Costa Rica: Surplus Energy from Self Sufficient Systems

A new regulation is in effect which applies to energy distributed by generators used for self supply using renewable sources.

Friday, October 9, 2015

Regarding payments for surplus energy, Article 41 states that "not subject to any financial compensation, or exchange, is any excess energy deposited which is above the amounts states in Article 34:" The producer-consumer can upload to the distribution network any energy not consumed, and will be entitled to withdraw up to a maximum of forty-nine percent (49%) of the total energy generated, for use in the following month or months in an annual period where it is stated that the producer consumer is entitled to withdraw 49% of the total energy generated. "

It goes on to say that "... The total energy produced and the energy not consumed will be accounted on a monthly basis for a period of one year during the billing process, with the annual closing date being agreed by the parties within the interconnection contract.
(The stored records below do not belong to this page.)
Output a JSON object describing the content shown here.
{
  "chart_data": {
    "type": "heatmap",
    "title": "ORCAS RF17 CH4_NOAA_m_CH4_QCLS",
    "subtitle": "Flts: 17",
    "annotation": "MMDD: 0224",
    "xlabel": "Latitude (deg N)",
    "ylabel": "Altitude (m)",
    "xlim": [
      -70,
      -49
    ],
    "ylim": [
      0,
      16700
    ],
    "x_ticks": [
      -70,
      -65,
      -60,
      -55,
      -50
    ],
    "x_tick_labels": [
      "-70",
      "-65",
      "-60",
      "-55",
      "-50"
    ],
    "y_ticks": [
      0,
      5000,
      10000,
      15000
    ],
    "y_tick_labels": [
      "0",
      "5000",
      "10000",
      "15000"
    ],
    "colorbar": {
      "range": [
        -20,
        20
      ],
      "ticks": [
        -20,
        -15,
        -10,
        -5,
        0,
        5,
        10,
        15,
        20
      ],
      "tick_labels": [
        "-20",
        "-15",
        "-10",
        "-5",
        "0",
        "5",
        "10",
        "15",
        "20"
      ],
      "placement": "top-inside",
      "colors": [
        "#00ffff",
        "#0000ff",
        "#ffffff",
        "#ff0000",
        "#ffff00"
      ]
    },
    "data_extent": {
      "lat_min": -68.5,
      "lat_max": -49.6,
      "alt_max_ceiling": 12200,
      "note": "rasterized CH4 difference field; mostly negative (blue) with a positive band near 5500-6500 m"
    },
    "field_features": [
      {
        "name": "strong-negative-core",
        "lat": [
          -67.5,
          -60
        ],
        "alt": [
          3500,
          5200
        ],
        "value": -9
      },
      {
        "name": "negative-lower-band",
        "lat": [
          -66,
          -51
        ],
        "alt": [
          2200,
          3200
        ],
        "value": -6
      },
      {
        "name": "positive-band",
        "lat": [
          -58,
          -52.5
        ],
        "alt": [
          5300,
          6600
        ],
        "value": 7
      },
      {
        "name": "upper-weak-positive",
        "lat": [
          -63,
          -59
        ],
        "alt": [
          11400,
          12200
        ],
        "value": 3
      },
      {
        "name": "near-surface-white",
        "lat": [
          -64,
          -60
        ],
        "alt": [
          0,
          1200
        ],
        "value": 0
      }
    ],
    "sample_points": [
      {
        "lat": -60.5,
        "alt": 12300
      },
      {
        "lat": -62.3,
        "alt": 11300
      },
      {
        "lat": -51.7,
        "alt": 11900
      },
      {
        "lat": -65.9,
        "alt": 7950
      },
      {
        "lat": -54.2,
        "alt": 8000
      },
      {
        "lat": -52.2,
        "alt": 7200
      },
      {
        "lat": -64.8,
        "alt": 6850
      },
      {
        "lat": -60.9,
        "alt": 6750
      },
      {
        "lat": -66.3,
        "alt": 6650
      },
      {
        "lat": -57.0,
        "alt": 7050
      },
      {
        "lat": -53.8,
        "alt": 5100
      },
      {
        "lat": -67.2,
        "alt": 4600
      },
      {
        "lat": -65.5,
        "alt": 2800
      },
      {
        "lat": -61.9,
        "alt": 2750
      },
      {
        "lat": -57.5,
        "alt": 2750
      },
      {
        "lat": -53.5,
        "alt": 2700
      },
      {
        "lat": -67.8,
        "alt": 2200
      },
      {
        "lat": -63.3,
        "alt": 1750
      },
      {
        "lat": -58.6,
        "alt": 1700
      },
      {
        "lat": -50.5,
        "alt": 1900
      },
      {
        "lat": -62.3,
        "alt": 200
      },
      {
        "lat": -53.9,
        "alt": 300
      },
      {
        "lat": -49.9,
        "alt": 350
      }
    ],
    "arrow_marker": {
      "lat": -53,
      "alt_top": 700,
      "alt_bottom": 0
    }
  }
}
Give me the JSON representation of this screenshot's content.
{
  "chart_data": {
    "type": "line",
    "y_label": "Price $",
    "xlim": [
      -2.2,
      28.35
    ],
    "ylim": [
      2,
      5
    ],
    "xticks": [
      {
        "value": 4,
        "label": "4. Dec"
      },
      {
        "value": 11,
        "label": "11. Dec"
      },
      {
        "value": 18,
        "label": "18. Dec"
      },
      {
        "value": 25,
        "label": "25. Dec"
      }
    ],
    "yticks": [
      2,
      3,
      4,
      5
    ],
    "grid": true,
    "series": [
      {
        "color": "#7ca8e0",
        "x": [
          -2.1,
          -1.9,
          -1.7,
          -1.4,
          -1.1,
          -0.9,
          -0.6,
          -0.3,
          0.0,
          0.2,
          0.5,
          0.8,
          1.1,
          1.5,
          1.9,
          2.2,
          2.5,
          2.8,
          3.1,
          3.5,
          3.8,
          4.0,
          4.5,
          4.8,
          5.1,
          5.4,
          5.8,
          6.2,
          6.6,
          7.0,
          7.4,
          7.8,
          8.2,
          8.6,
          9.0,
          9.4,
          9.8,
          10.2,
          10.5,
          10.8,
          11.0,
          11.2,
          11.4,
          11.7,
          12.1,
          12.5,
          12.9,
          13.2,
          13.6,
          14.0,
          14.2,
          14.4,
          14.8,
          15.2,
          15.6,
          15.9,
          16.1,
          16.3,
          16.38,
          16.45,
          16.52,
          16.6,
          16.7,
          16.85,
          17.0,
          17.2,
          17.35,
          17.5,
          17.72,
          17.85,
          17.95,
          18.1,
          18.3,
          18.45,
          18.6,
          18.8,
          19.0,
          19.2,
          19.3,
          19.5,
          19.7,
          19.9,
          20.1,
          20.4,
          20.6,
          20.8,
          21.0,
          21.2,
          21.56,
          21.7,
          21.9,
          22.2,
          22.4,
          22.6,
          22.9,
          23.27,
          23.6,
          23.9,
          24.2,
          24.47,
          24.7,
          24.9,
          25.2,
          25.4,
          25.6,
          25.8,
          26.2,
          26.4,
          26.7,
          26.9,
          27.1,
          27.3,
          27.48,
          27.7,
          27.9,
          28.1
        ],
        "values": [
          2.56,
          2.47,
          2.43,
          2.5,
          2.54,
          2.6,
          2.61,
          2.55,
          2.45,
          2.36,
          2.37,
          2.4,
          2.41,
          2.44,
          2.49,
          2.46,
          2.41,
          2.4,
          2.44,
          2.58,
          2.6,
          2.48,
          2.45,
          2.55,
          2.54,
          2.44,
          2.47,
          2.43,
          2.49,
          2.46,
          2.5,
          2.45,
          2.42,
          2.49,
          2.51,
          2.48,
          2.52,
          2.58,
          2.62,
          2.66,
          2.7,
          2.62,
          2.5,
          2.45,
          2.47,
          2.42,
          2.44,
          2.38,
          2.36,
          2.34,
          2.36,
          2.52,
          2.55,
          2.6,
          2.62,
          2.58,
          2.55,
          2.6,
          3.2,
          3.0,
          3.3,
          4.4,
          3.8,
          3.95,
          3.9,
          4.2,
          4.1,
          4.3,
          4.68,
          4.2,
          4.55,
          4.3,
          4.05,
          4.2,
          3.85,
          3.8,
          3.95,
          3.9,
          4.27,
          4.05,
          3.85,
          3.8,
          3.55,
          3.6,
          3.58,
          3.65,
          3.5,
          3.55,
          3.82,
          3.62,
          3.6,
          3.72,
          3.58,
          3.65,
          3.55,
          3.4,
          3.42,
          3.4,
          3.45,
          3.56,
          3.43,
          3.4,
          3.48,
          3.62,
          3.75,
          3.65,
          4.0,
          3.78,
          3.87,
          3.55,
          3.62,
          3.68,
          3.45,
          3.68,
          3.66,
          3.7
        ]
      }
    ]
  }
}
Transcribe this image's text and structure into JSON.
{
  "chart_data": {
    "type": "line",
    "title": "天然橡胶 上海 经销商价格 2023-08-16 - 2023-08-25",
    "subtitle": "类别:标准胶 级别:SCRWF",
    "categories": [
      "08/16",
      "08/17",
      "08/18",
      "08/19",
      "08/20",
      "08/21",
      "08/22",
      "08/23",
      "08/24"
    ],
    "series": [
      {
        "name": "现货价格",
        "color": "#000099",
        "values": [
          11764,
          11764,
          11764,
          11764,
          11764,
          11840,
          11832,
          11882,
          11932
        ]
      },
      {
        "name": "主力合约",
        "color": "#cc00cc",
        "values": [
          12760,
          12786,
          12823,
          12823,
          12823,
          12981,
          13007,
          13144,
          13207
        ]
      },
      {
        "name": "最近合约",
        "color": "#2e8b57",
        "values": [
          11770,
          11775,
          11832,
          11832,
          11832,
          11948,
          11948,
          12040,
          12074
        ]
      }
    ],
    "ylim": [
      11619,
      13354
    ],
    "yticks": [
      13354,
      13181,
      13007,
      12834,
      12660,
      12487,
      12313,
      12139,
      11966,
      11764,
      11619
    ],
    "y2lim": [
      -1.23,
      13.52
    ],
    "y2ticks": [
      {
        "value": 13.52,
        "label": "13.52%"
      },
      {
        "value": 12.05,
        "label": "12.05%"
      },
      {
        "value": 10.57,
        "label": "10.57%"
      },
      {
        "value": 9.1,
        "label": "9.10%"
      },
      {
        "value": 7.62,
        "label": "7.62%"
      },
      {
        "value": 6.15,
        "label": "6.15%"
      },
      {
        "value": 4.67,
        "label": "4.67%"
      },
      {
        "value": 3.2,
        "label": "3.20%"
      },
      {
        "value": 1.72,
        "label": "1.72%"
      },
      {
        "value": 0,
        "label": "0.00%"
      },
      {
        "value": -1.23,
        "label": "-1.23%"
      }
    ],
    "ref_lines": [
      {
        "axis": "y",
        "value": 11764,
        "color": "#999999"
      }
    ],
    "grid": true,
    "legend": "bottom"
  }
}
Exceptions to these limitations, are prior appraisals and approvals given by the distribution company, distributed generation systems that use agro-industrial waste or water power to generate electricity. "

The regulation specifies that "... All subscribers who installed a system of generation from renewable sources for self consumption prior to the entry into force of this regulation, will have a maximum period of three months to ask the distributor for interconnection to the power grid, subject to appropriate analysis."